2020 yılının Dünya Toplumu,onca gelişmişliğine rağmen, Ortaçağ Salgınlarındaki yöntemlerle CoVid19 pandemisi ile başetmeye çalışıyor: İzolasyon, karantinalar, şehir sınırlarında geçiş yasakları vs. Albert Camus,Veba adlı eserinde, bir kasabada salgının seyrini anlatır. Kent kapılarının kapanması ve karantina süreci ile tüm insanların içine düştüğü çaresizliği yazarken, mektupların dahi salgını bulaştırabileceğinden yasaklanması ile, birbirlerine sevgi ve düşünce ile bağlı insanların iletişimsizlik çukurundaki duygudurumlarını okuyucularına yansıtır. Bugünlerde de ‘fizik mesafe’ yerine ‘sosyal izolasyon’ terimini kullanmamız ne kadar ironik! Camus, salgın ortamındaki insanların genel yıkılmışlık duygusu içinde, kendince şatafatlı bencil yaşamlarından toprağın seslizliğine geçerken, hiçbir şey yapmaya zamanlarının kalmadığını belirtir. Hatta, depreşe bir ruh haliyle, roman kahramanları salgını başka afetlerle kıyaslar: 'Keşke bir deprem olsaydı! Ölüler, yaşayanlar sayılır, oyun biterdi’. Ve ekler: 'Bu salgına yakalanmayanlar bile onu ruhlarında taşıyorlar!’. Camus, Veba eserinde, salgının insanlarda oluşturduğu korku ve hastalığa karşı başkaldırısı üzerinde dururken, ironik biçimde, bireylerin diğer afetlerden korunmasına da değinir: 'Önemli bir hastalığın ya da derin bir acının pençesindeki insan,başka hastalık ve acılardan korunur, Vebalı bir hastanın trafik kazasından öldüğü görülmemiştir!' Salgın aniden bittiğinde de,insanların yüreğinde hiçbir değişiklik yapmadan, salgının acı hatıralarının yok olacağı beklentisi içinde olan insanları tasvir eder. Salgın sona erer ve insanlık, onbinlerce yıldır yaşadığı salgınlar sonrasında olduğu gibi,oynamakta oldukları rolün giysisine bürünerek ,hayata devam eder…

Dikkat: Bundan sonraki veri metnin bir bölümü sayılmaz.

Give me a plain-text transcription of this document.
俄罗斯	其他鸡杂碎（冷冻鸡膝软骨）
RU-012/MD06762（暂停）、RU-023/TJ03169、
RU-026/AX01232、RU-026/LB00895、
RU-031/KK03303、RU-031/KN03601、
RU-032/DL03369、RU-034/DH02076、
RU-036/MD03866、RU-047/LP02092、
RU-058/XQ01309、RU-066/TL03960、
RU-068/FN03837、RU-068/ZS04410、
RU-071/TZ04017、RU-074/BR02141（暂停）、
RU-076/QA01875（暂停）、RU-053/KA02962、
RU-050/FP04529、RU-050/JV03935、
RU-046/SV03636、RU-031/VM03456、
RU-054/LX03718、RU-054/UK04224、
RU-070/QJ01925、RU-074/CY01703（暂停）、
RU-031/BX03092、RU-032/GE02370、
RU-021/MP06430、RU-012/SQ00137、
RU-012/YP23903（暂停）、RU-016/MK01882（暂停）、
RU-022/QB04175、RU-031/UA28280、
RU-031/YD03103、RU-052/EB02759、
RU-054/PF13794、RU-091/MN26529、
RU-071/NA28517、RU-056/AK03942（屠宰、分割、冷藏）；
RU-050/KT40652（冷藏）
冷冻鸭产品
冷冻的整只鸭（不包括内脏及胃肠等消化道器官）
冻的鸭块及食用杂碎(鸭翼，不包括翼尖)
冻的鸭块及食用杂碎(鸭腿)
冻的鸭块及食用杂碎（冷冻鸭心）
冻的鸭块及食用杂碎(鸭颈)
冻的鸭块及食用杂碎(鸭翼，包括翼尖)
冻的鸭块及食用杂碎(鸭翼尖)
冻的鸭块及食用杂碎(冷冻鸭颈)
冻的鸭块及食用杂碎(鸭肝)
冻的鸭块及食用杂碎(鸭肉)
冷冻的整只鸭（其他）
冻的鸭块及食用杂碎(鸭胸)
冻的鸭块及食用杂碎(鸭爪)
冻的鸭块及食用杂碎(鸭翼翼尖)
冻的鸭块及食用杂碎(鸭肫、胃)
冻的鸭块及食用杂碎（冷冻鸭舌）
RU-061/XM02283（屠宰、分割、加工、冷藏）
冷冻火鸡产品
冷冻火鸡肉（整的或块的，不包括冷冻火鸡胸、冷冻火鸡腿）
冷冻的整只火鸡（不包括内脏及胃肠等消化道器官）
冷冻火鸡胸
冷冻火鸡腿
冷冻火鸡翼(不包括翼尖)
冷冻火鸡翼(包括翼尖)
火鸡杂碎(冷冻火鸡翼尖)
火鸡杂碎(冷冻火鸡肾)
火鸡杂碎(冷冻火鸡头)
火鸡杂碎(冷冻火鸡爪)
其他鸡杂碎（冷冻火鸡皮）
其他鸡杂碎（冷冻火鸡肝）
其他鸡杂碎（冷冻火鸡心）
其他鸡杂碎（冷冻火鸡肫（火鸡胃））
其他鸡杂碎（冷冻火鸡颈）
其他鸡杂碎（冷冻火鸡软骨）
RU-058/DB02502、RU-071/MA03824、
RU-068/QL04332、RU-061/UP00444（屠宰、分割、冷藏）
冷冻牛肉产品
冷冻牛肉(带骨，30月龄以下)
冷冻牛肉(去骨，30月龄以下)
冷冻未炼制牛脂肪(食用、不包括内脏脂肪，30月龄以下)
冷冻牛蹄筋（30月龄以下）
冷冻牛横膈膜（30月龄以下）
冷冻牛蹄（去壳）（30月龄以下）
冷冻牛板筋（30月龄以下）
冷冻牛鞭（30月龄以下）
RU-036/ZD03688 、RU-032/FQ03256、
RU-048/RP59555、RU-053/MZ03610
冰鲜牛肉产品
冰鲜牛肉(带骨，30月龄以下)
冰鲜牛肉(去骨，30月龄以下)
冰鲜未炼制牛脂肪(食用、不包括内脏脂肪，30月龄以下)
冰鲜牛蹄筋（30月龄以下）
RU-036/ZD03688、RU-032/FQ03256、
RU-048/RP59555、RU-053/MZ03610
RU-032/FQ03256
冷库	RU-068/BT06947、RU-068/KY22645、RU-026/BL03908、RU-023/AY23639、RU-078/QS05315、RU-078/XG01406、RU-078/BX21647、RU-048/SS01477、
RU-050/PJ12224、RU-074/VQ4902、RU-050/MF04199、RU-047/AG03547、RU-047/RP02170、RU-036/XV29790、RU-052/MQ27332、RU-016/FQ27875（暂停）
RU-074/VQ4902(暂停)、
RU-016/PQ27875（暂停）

Corona Pandemisi sonrası hiçbir şeyin aynı olmayacağına yönelik projeksiyonlar havada uçuşuyor ve yeni normalleşme herkesin dilinde. Tüm bu olanların, dönülmeye çalışılan normalden kaynaklandığı unutulmuşa benziyor. Sağlık sektörü,üretim dinamikleri, sosyolojik örgüler, Habitat daralması,global iklim değişiklikleri, insan odaklı yapısal reformlarla kurgulandığında, yani bilinçli ruhlar,insanlığın acılarının derinlerinde yatan anlamın gözkamaştıran ışığını gördüklerinde, insanlık bu tür salgınlar için yeniden endişelenmeyecektir. Şimdilik Corona günlerinin öğretileri için Yeni Budalar ve müziği için de Yeni Mozartları bekliyoruz!